The shooting locations are kinda pitiful, particularly the motel that's trying to be passed off as a hospital. On the plus side, it's actually bad enough to be funny, so that counts for something. The pond where the teens hang out isn't too bad though, and the sparsely wooded area surrounding it serves its purpose. There's really not that much to discuss on this front, as you've only got the two locations, so don't expect this aspect of the movie to bail it out. The soundtrack is all over the place, with some decent (if silly) synthesized tunes, including one that sounds like a cross between the opening track from Friday the 13th and the theme from Knight Rider. Then you've got the ultra cheesy '80s pop songs: "Boys Will Be Boys," "Smile," "That's Alright," and "Everynight," which are sometimes helpful, but occasionally damaging to the movie's tone.
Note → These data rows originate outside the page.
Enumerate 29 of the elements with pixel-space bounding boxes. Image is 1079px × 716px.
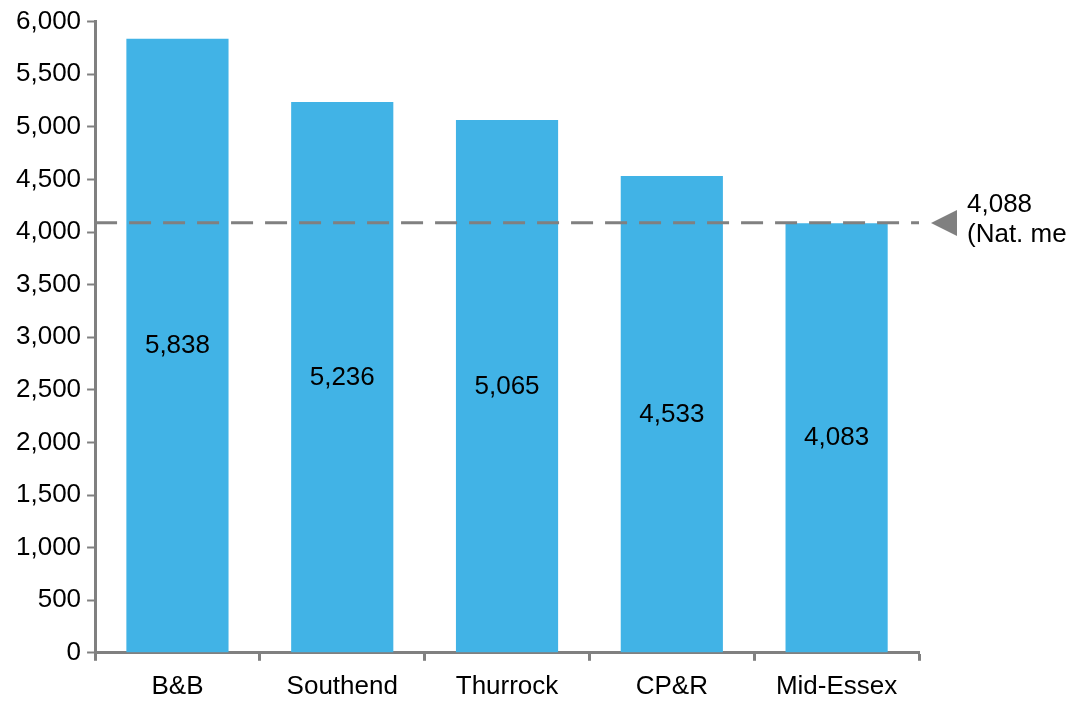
y-tick-label: 500	[37, 583, 82, 614]
y-tick-label: 1,000	[15, 530, 82, 561]
bar	[620, 175, 723, 653]
y-tick-label: 6,000	[15, 4, 82, 35]
x-tick-label: B&B	[151, 669, 204, 700]
x-tick-label: Mid-Essex	[775, 669, 898, 700]
bar	[455, 119, 559, 653]
bar	[785, 223, 888, 653]
bar	[126, 38, 229, 653]
data-label: 4,533	[639, 397, 705, 428]
data-label: 5,236	[309, 360, 375, 391]
bar	[291, 101, 394, 653]
ref-line-label: 4,088 (Nat. me	[967, 187, 1067, 248]
y-tick-label: 0	[66, 635, 82, 666]
y-tick-label: 5,000	[15, 109, 82, 140]
y-tick-label: 2,000	[15, 425, 82, 456]
x-tick-label: Thurrock	[455, 669, 560, 700]
y-tick-label: 4,500	[15, 162, 82, 193]
y-tick-label: 2,500	[15, 372, 82, 403]
data-label: 5,838	[144, 328, 210, 359]
data-label: 5,065	[474, 369, 540, 400]
x-tick-label: Southend	[286, 669, 398, 700]
y-tick-label: 3,500	[15, 267, 82, 298]
y-tick-label: 1,500	[15, 478, 82, 509]
y-tick-label: 5,500	[15, 57, 82, 88]
y-tick-label: 3,000	[15, 320, 82, 351]
x-tick-label: CP&R	[635, 669, 708, 700]
y-tick-label: 4,000	[15, 215, 82, 246]
data-label: 4,083	[804, 421, 870, 452]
There's also a really sappy romantic ballad that plays while the guy with the Gene Simmons tongue is slobberin' all over Amber Lynn's chest protectors, complete with sad trumpet music that leaves you with no option but to pause the movie while you wipe away the tears of hilarity that've begun streaming down your face. This is to say nothing of the deliberately dated sound effects that were likely lifted from Star Trek and/or The Outer Limits, which really only work if the movie is pure science fiction. Here, they just seem out of place. Overall, Evils of the Night is a long way from being passable on a technical level, which is a statement that even its fans are not likely to dispute. Unfortunately, I couldn't find much to like about it to help negate the damage done by the abysmal production values, and for that reason I can't find any justification for a recommendation. No doubt there will be those who seek it out due to the interesting casting, but I think most will find even that aspect unincredible and disappointing.